Now consider a wireframe and a level plot.

wireframe(val.grid~grid[,1]*grid[,2], aspect=1, zoom=1.02, xlim=th0, ylim=th1,
zlim= range(val.grid, as.numeric(pts[,3]), finite=TRUE),
xlab=xlab, ylab=ylab, zlab=zlab, main=title, sub=sub, pts=pts,
par.settings=list(standard.theme(color=FALSE),
layout.heights=list(sub=2.4), background=list(col="#ffffff00"),
axis.line=list(col="transparent"), clip=list(panel="off")),
alpha.regions=0.5, scales=list(col=1, arrows=FALSE),
panel.3d.wireframe = function(x, y, z, xlim, ylim, zlim, xlim.scaled,
ylim.scaled, zlim.scaled, pts, ...) {
panel.3dwire(x=x, y=y, z=z, xlim=xlim, ylim=ylim, zlim=zlim,
xlim.scaled=xlim.scaled, ylim.scaled=ylim.scaled,
zlim.scaled=zlim.scaled, ...)
panel.3dscatter(x=as.numeric(pts[,1]), y=as.numeric(pts[,2]),
z=as.numeric(pts[,3]), xlim=xlim, ylim=ylim, zlim=zlim,
xlim.scaled=xlim.scaled, ylim.scaled=ylim.scaled,
zlim.scaled=zlim.scaled, type="p", col=1,
pch=c(3,4), lex=2, cex=1.4, .scale=TRUE, ...)
},
key =
list(x=-0.01, y=1, points=list(pch=c(3,4), col=1, lwd=2, cex=1.4),
text = sTit, padding.text=3, cex=1, align=TRUE, transparent=TRUE))

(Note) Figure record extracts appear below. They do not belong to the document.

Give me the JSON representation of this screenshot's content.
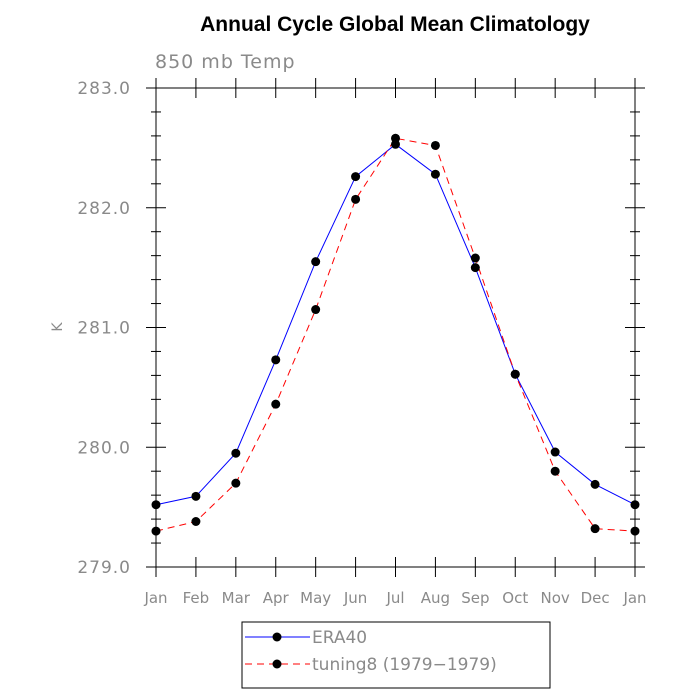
{
  "chart_data": {
    "type": "line",
    "title": "Annual Cycle Global Mean Climatology",
    "subtitle": "850 mb Temp",
    "ylabel": "K",
    "xlabel": "",
    "categories": [
      "Jan",
      "Feb",
      "Mar",
      "Apr",
      "May",
      "Jun",
      "Jul",
      "Aug",
      "Sep",
      "Oct",
      "Nov",
      "Dec",
      "Jan"
    ],
    "ylim": [
      279.0,
      283.0
    ],
    "yticks": [
      279.0,
      280.0,
      281.0,
      282.0,
      283.0
    ],
    "ytick_labels": [
      "279.0",
      "280.0",
      "281.0",
      "282.0",
      "283.0"
    ],
    "grid": false,
    "legend_position": "bottom",
    "series": [
      {
        "name": "ERA40",
        "color": "#0000ff",
        "line_style": "solid",
        "values": [
          279.52,
          279.59,
          279.95,
          280.73,
          281.55,
          282.26,
          282.53,
          282.28,
          281.5,
          280.61,
          279.96,
          279.69,
          279.52
        ]
      },
      {
        "name": "tuning8 (1979−1979)",
        "color": "#ff0000",
        "line_style": "dashed",
        "values": [
          279.3,
          279.38,
          279.7,
          280.36,
          281.15,
          282.07,
          282.58,
          282.52,
          281.58,
          280.61,
          279.8,
          279.32,
          279.3
        ]
      }
    ]
  }
}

levelplot(val.grid~grid[,1]*grid[,2], aspect=1, xlab=xlab, ylab=ylab,
par.settings=list(layout.heights=list(main=3, sub=2),
regions=list(col=gray(140:400/400))),
xlim= extendrange(grid[,1], f = 0.04),
ylim= extendrange(grid[,2], f = 0.04),
main=title, sub=sub, pts=pts,
scales=list(alternating=c(1,1), tck=c(1,0)), contour=TRUE,
panel=function(x, y, z, pts, ...){
panel.levelplot(x=x, y=y, z=z, ...)
grid.points(x=pts[1,1], y=pts[1,2], pch=3,
gp=gpar(lwd=2, col="black")) # + true value
grid.points(x=pts[2,1], y=pts[2,2], pch=4,
gp=gpar(lwd=2, col="black")) # x optimum
},
key =
list(x=0.18, y=1.09, points=list(pch=c(3,4), col=1, lwd=2, cex=1.4),
columns = 2, text = sTit, align=TRUE, transparent=TRUE))

### Computing the MLE (via optimization)

For illustration purposes, we start not too closely to the optimum.

ropt <- optim(c(1, 3), nLL2,
u=U, family=family, comp=compTr, scomp=scompTr)

Now compare the different results (true values, optimum on the grid, optimum via optim()).

rbind(pts, optim=c(ropt$par, ropt$value))
##          th0      th1      nLL
## true.val 1.333333 2        -82.54895
## opt.grd  1.374969 1.929825 -82.81026
## optim    1.361803 1.915033 -82.82763